La dernière en date provient de la Commission d’accès aux documents administratifs (CADA). Dans un avis rendu vendredi 16 septembre que Le Monde a pu consulter, celle-ci informe l’association Droits des lycéens qu’elle est bien en droit d’obtenir du ministère de l’éducation nationale la communication du « code source » de l’algorithme APB. L’association réclame depuis de longs mois cet algorithme qui préside aux destinées de près de 800 000 élèves ou étudiants chaque année et dont le ministère s’était contenté de publier en juin les règles basiques de fonctionnement.

« Si le ministère ne nous communique pas ce code source, nous pourrons nous appuyer sur cet avis de la CADA pour l’obliger à le faire devant un tribunal administratif », commente le président de l’association, Clément Baillon, rompu aux arcanes du droit administratif.

Cette décision intervient dans un climat de défiance et d’interrogation sur APB, depuis que Droits des lycéens s’est lancée, début avril, dans une bataille contre « l’opacité » qui entoure le fonctionnement du logiciel lorsqu’il doit départager les ex aequo.
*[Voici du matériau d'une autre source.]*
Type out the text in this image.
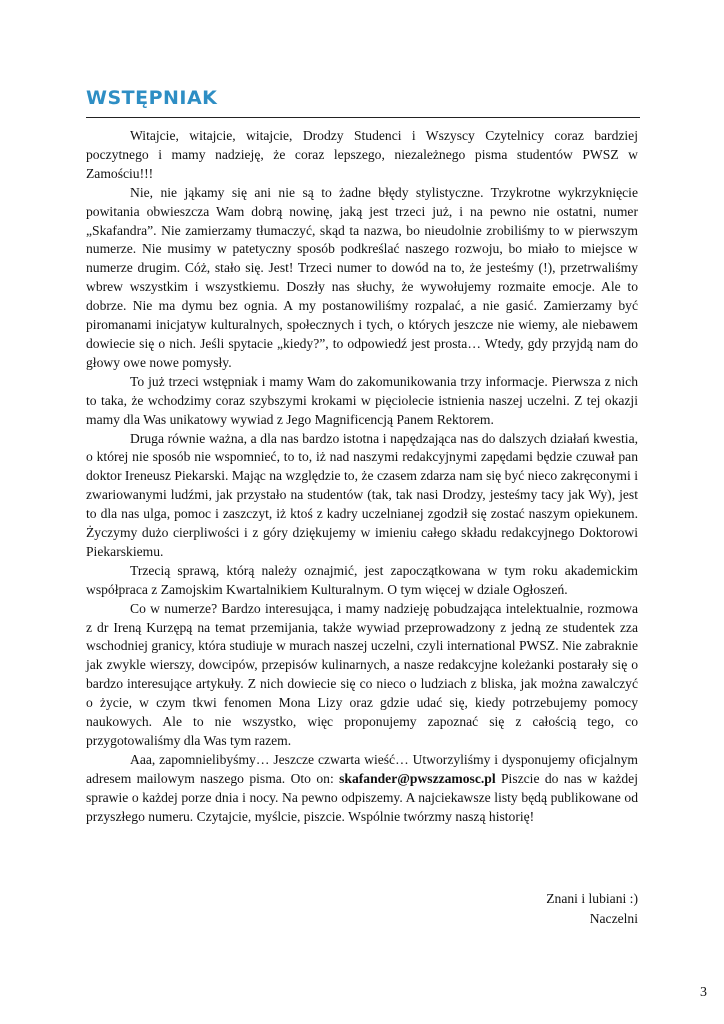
WSTĘPNIAK

Witajcie, witajcie, witajcie, Drodzy Studenci i Wszyscy Czytelnicy coraz bardziej poczytnego i mamy nadzieję, że coraz lepszego, niezależnego pisma studentów PWSZ w Zamościu!!!

Nie, nie jąkamy się ani nie są to żadne błędy stylistyczne. Trzykrotne wykrzyknięcie powitania obwieszcza Wam dobrą nowinę, jaką jest trzeci już, i na pewno nie ostatni, numer „Skafandra”. Nie zamierzamy tłumaczyć, skąd ta nazwa, bo nieudolnie zrobiliśmy to w pierwszym numerze. Nie musimy w patetyczny sposób podkreślać naszego rozwoju, bo miało to miejsce w numerze drugim. Cóż, stało się. Jest! Trzeci numer to dowód na to, że jesteśmy (!), przetrwaliśmy wbrew wszystkim i wszystkiemu. Doszły nas słuchy, że wywołujemy rozmaite emocje. Ale to dobrze. Nie ma dymu bez ognia. A my postanowiliśmy rozpalać, a nie gasić. Zamierzamy być piromanami inicjatyw kulturalnych, społecznych i tych, o których jeszcze nie wiemy, ale niebawem dowiecie się o nich. Jeśli spytacie „kiedy?”, to odpowiedź jest prosta… Wtedy, gdy przyjdą nam do głowy owe nowe pomysły.

To już trzeci wstępniak i mamy Wam do zakomunikowania trzy informacje. Pierwsza z nich to taka, że wchodzimy coraz szybszymi krokami w pięciolecie istnienia naszej uczelni. Z tej okazji mamy dla Was unikatowy wywiad z Jego Magnificencją Panem Rektorem.

Druga równie ważna, a dla nas bardzo istotna i napędzająca nas do dalszych działań kwestia, o której nie sposób nie wspomnieć, to to, iż nad naszymi redakcyjnymi zapędami będzie czuwał pan doktor Ireneusz Piekarski. Mając na względzie to, że czasem zdarza nam się być nieco zakręconymi i zwariowanymi ludźmi, jak przystało na studentów (tak, tak nasi Drodzy, jesteśmy tacy jak Wy), jest to dla nas ulga, pomoc i zaszczyt, iż ktoś z kadry uczelnianej zgodził się zostać naszym opiekunem. Życzymy dużo cierpliwości i z góry dziękujemy w imieniu całego składu redakcyjnego Doktorowi Piekarskiemu.

Trzecią sprawą, którą należy oznajmić, jest zapoczątkowana w tym roku akademickim współpraca z Zamojskim Kwartalnikiem Kulturalnym. O tym więcej w dziale Ogłoszeń.

Co w numerze? Bardzo interesująca, i mamy nadzieję pobudzająca intelektualnie, rozmowa z dr Ireną Kurzępą na temat przemijania, także wywiad przeprowadzony z jedną ze studentek zza wschodniej granicy, która studiuje w murach naszej uczelni, czyli international PWSZ. Nie zabraknie jak zwykle wierszy, dowcipów, przepisów kulinarnych, a nasze redakcyjne koleżanki postarały się o bardzo interesujące artykuły. Z nich dowiecie się co nieco o ludziach z bliska, jak można zawalczyć o życie, w czym tkwi fenomen Mona Lizy oraz gdzie udać się, kiedy potrzebujemy pomocy naukowych. Ale to nie wszystko, więc proponujemy zapoznać się z całością tego, co przygotowaliśmy dla Was tym razem.

Aaa, zapomnielibyśmy… Jeszcze czwarta wieść… Utworzyliśmy i dysponujemy oficjalnym adresem mailowym naszego pisma. Oto on: skafander@pwszzamosc.pl Piszcie do nas w każdej sprawie o każdej porze dnia i nocy. Na pewno odpiszemy. A najciekawsze listy będą publikowane od przyszłego numeru. Czytajcie, myślcie, piszcie. Wspólnie twórzmy naszą historię!

Znani i lubiani :)
Naczelni
3
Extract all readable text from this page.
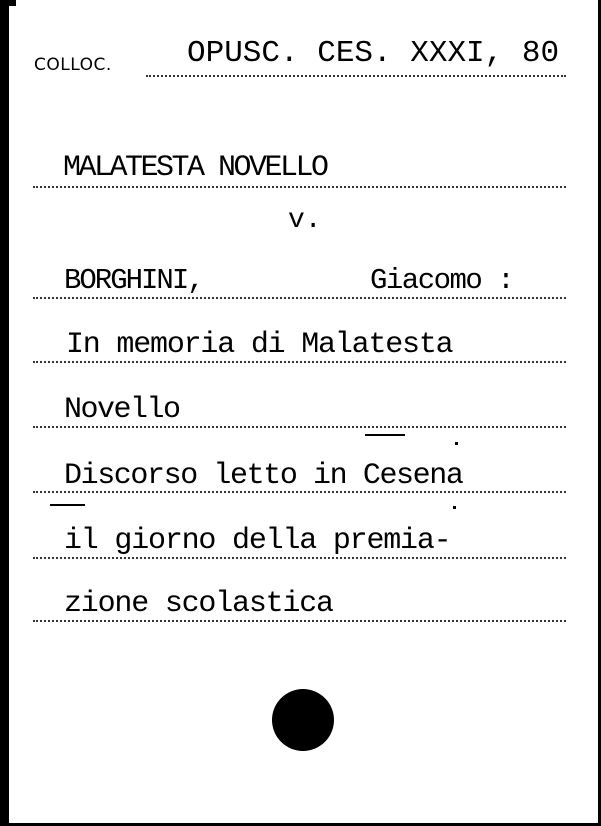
COLLOC. OPUSC. CES. XXXI, 80
MALATESTA NOVELLO
v.
BORGHINI,	Giacomo :
In memoria di Malatesta
Novello
Discorso letto in Cesena
il giorno della premia-
zione scolastica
Pas tant dans les formations sélectives (prépas, BTS, IUT, écoles de commerces, etc.) qui peuvent, par définition, utiliser leurs propres critères de sélection. Mais au sein des filières universitaires en tension (droit, sport, études de santé, etc.) obligées de fixer des « capacités d’accueil limitées » pour endiguer le flot de candidats. Même si l’université française est, selon le code de l’éducation, « ouverte à tous les titulaires du baccalauréat », une sélection officieuse s’opère alors. Une règle de priorité fait passer en premier ceux de l’académie, puis, s’ils sont trop nombreux, ceux parmi eux ayant placé la formation en premier vœu. Un – très contesté – tirage au sort intervient en dernier recours. Les étudiants en réorientation passent après les néobacheliers. Voilà pour les critères utilisés, au moins officiellement, que l’association Droits des lycéens va pouvoir vérifier en décryptant le code source.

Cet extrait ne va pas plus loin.